Client Conference Calls — April 25, 2018

Markets

We are not getting excited about U.S. 10-year yields hitting 3.0%. Slowing economic growth will likely keep sovereign yields from racing higher, even if inflation begins to percolate. Concerted global economic growth has ended with data changes detaching and the percentage of economies producing above-average growth nearing a drop below 60%. Defensive sectors and municipal bonds top our list of attractive investments.

 

Summary

We are not getting excited about U.S. 10-year yields hitting 3.0%. Slowing economic growth will likely keep sovereign yields from racing higher, even if inflation begins to percolate. Concerted global economic growth has ended with data changes detaching and the percentage of economies producing above-average growth nearing a drop below 60%. Defensive sectors and municipal bonds top our list of attractive investments.

Comment

The Eurozone’s hard (official) and soft (survey) economic data have slowed after solid growth throughout 2017. The chart below shows Citigroup hard (blue) and soft (orange) economic data change indices retreating to one-year average growth rates (i.e. zero).

The Eurozone economy has proven resilient following previous soft patches beginning late summer in both 2014 and 2016. But, Draghi’s hope for rising inflation on the heels of concerted economic growth is again on shaky ground. 

 

 

On the flip side, the U.S. remains the odd man out by maintaining well-above average hard (brown) and soft (blue) economic data growth.
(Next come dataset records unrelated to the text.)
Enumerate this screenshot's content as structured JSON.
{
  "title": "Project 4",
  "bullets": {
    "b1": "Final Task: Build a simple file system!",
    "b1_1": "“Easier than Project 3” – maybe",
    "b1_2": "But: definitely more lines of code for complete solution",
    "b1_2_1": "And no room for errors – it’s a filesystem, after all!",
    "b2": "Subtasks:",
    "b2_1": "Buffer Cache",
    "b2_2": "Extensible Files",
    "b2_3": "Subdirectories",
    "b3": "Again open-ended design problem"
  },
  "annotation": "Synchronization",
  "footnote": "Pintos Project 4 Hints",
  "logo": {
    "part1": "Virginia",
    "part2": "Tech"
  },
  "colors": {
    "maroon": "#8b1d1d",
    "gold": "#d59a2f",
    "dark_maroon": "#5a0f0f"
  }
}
U.S. 10-year yields have accordingly risen to range wides relative to other developed economies. The U.S. / German 10-year spread hit its widest at 237 bps since 1989.

 

 

 

The period of ‘concerted global growth’ has ended with economies having diverged in Q1 2018. The chart below shows the rolling one-year correlation of each economy’s data changes to the global average. We have shaded periods when the average correlation pushed above 0.5, indicating a coordinated global economic event.

The average correlation of economic data changes dropped from 0.57 in October 2017 to a paltry 0.18 in April 2018.

 

 

The next chart is a favorite of ours showing the percentage of economies producing data surprises (yellow) and above-average realized data growth (green). Only 33% of economies are producing data beats. The percentage of economies producing above-average data changes has dropped from a peak of 92% in August 2017 to 61% as of today (April 24). 

 

 

Drops below 60% of economies producing above-average data changes have marked jumps in volatility and trouble for risk assets. The chart below shows the aftermath of these past events for major asset classes. 

All but emerging market equities (gold) produced tepid returns over the following quarter (first 63 days below). However emerging markets, developed equities ex-US (red) and U.S. high yield (blue) all quickly ran into trouble the following quarter (through day 130).